La plupart des pays où Elevages sans frontières intervient sont marqués par des risques alimentaires qui se cristallisent souvent au court de ce qu’on appelle la « période de soudure ». On nomme ainsi la jonction entre deux récoltes, de durée très variable, précédant les premières récoltes et où les réserves de la récolte précédente sont épuisées. Les greniers sont vides et il faut pourtant aller au champ cultiver et faire face aux besoins de chacun. La réponse à cette période difficile passe notamment par une organisation de stocks de céréales ou d’animaux et une adaptation à cette période de soudure qui va varier en fonction des territoires (climat, fertilité des sols, etc.), mais aussi en fonction des communautés voire des familles (combien de bouches à nourrir, qui travaille, etc.).

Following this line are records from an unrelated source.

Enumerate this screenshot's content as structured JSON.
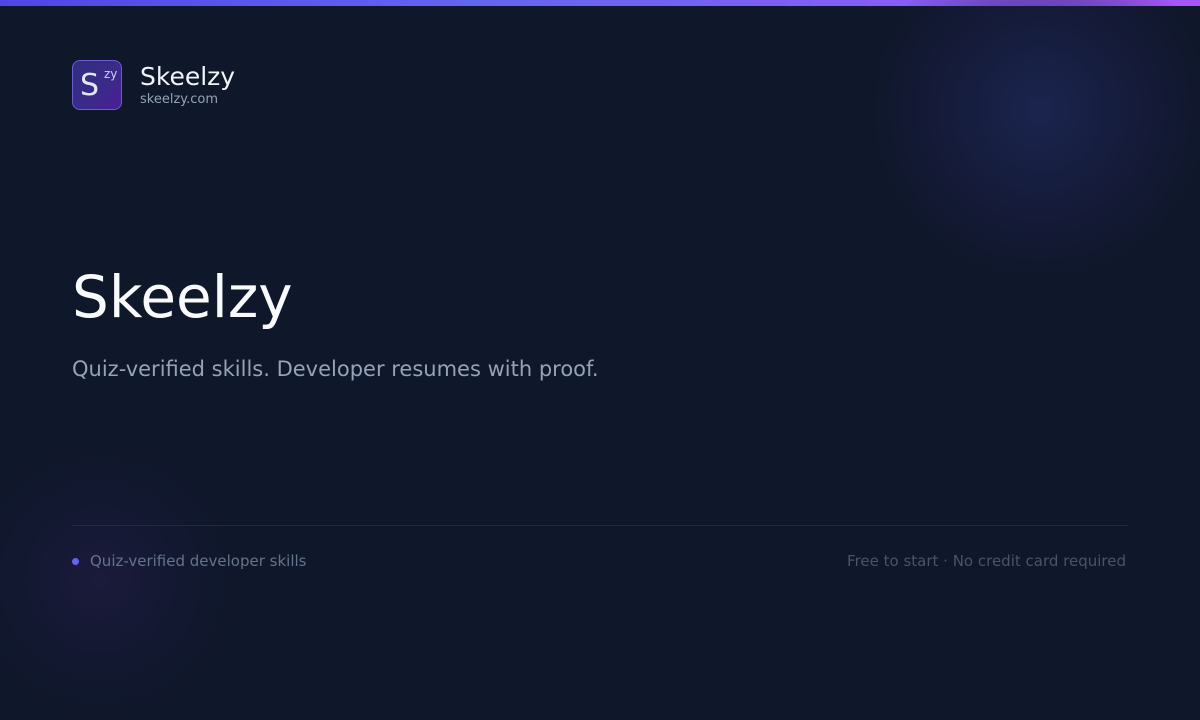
{
  "colors": {
    "background": "#0f172a",
    "accent": "#6366f1",
    "accent_purple": "#a855f7"
  },
  "brand": {
    "logo_letter": "S",
    "logo_superscript": "zy",
    "name": "Skeelzy",
    "domain": "skeelzy.com"
  },
  "hero": {
    "title": "Skeelzy",
    "tagline": "Quiz-verified skills. Developer resumes with proof."
  },
  "footer": {
    "left_text": "Quiz-verified developer skills",
    "right_text": "Free to start · No credit card required"
  }
}
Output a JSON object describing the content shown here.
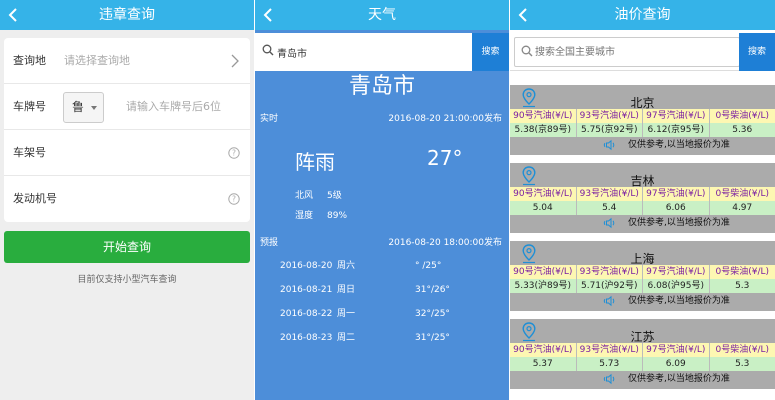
{
  "panel1": {
    "title": "违章查询",
    "rows": [
      {
        "label": "查询地",
        "placeholder": "请选择查询地"
      },
      {
        "label": "车牌号",
        "province": "鲁",
        "placeholder": "请输入车牌号后6位"
      },
      {
        "label": "车架号"
      },
      {
        "label": "发动机号"
      }
    ],
    "button": "开始查询",
    "note": "目前仅支持小型汽车查询"
  },
  "panel2": {
    "title": "天气",
    "search_value": "青岛市",
    "search_button": "搜索",
    "city": "青岛市",
    "realtime_label": "实时",
    "realtime_time": "2016-08-20 21:00:00发布",
    "condition": "阵雨",
    "temperature": "27°",
    "wind_label": "北风",
    "wind_value": "5级",
    "humidity_label": "湿度",
    "humidity_value": "89%",
    "forecast_label": "预报",
    "forecast_time": "2016-08-20 18:00:00发布",
    "forecast": [
      {
        "date": "2016-08-20",
        "weekday": "周六",
        "temp": "° /25°"
      },
      {
        "date": "2016-08-21",
        "weekday": "周日",
        "temp": "31°/26°"
      },
      {
        "date": "2016-08-22",
        "weekday": "周一",
        "temp": "32°/25°"
      },
      {
        "date": "2016-08-23",
        "weekday": "周二",
        "temp": "31°/25°"
      }
    ]
  },
  "panel3": {
    "title": "油价查询",
    "search_placeholder": "搜索全国主要城市",
    "search_button": "搜索",
    "headers": [
      "90号汽油(¥/L)",
      "93号汽油(¥/L)",
      "97号汽油(¥/L)",
      "0号柴油(¥/L)"
    ],
    "disclaimer": "仅供参考,以当地报价为准",
    "cities": [
      {
        "name": "北京",
        "prices": [
          "5.38(京89号)",
          "5.75(京92号)",
          "6.12(京95号)",
          "5.36"
        ]
      },
      {
        "name": "吉林",
        "prices": [
          "5.04",
          "5.4",
          "6.06",
          "4.97"
        ]
      },
      {
        "name": "上海",
        "prices": [
          "5.33(沪89号)",
          "5.71(沪92号)",
          "6.08(沪95号)",
          "5.3"
        ]
      },
      {
        "name": "江苏",
        "prices": [
          "5.37",
          "5.73",
          "6.09",
          "5.3"
        ]
      }
    ]
  },
  "colors": {
    "titlebar": "#35b3e8",
    "weather_bg": "#4d8ed9",
    "search_button": "#1e7fd6",
    "start_button": "#29ad3e",
    "card_bg": "#ababab",
    "header_cell": "#fdf7b2",
    "value_cell": "#c9f0c5",
    "header_text": "#7b1fa2"
  },
  "icons": [
    "back-arrow-icon",
    "chevron-right-icon",
    "help-icon",
    "search-icon",
    "location-pin-icon",
    "speaker-icon"
  ]
}
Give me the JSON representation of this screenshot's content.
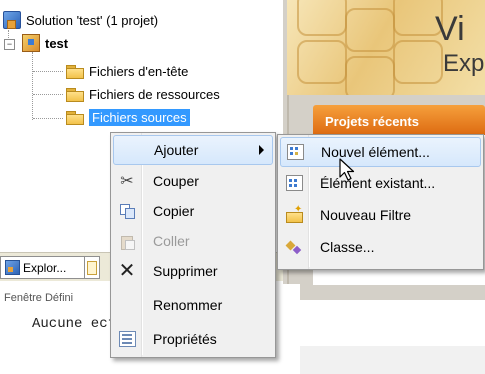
{
  "tree": {
    "solution_label": "Solution 'test' (1 projet)",
    "project_label": "test",
    "expander_symbol": "−",
    "folders": [
      {
        "label": "Fichiers d'en-tête"
      },
      {
        "label": "Fichiers de ressources"
      },
      {
        "label": "Fichiers sources"
      }
    ]
  },
  "start_page": {
    "banner_title": "Vi",
    "banner_subtitle": "Exp",
    "recent_projects_title": "Projets récents"
  },
  "bottom": {
    "tabs": [
      {
        "label": "Explor..."
      }
    ],
    "definition_window_title": "Fenêtre Défini",
    "definition_text": "Aucune         ectionnée"
  },
  "context_menu": {
    "items": [
      {
        "label": "Ajouter",
        "icon": "none",
        "submenu": true,
        "highlighted": true
      },
      {
        "label": "Couper",
        "icon": "scissors-icon"
      },
      {
        "label": "Copier",
        "icon": "copy-icon"
      },
      {
        "label": "Coller",
        "icon": "paste-icon",
        "disabled": true
      },
      {
        "label": "Supprimer",
        "icon": "delete-icon"
      },
      {
        "label": "Renommer",
        "icon": "none"
      },
      {
        "label": "Propriétés",
        "icon": "properties-icon"
      }
    ]
  },
  "submenu": {
    "items": [
      {
        "label": "Nouvel élément...",
        "icon": "new-item-icon",
        "highlighted": true
      },
      {
        "label": "Élément existant...",
        "icon": "existing-item-icon"
      },
      {
        "label": "Nouveau Filtre",
        "icon": "new-filter-icon"
      },
      {
        "label": "Classe...",
        "icon": "class-icon"
      }
    ]
  },
  "colors": {
    "selection": "#3399ff",
    "menu_background": "#f0f0f0",
    "menu_highlight": "#d6e8fc",
    "recent_header": "#e8811f"
  }
}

La durée de la période de soudure dépend donc fortement de la vulnérabilité sociale et économique des populations. Anticiper et prévenir ce moment parfois très difficile nécessite de prévoir et gérer les stocks durant 2, 3, parfois 6 mois, en fonction des personnes à nourrir, des autres sources économiques possibles et de la durée hypothétique à tenir avant les récoltes suivantes. Assurer l’alimentation de sa famille et une source de revenus monétaires nécessitent aussi une capacité de production durant la période culturale, en quantité et en qualité suffisante. Concernant les animaux, l’enjeu est d’assurer l’abreuvement et l’alimentation. Traditionnellement, les populations rurales mettent en place des stratégies d’adaptation et n’ont bien sûr pas attendu les appuis extérieurs pour chercher et trouver des solutions. Toutefois les changements climatiques, les crises sanitaires et sécuritaires bouleversent brutalement ces pratiques. Dans un contexte de crises et de risques plus élevés de catastrophes naturelles, sociales et sécuritaires, les populations peinent parfois dans ce contexte à trouver des adaptations. C’est face à cette vulnérabilité accrue qu’il est important et urgent d’agir, afin de travailler à la réduction des risques et aux moyens durables d’y faire face. Le chemin est long et parfois ardu, mais la capacité d’innovation et de résilience des populations est importante.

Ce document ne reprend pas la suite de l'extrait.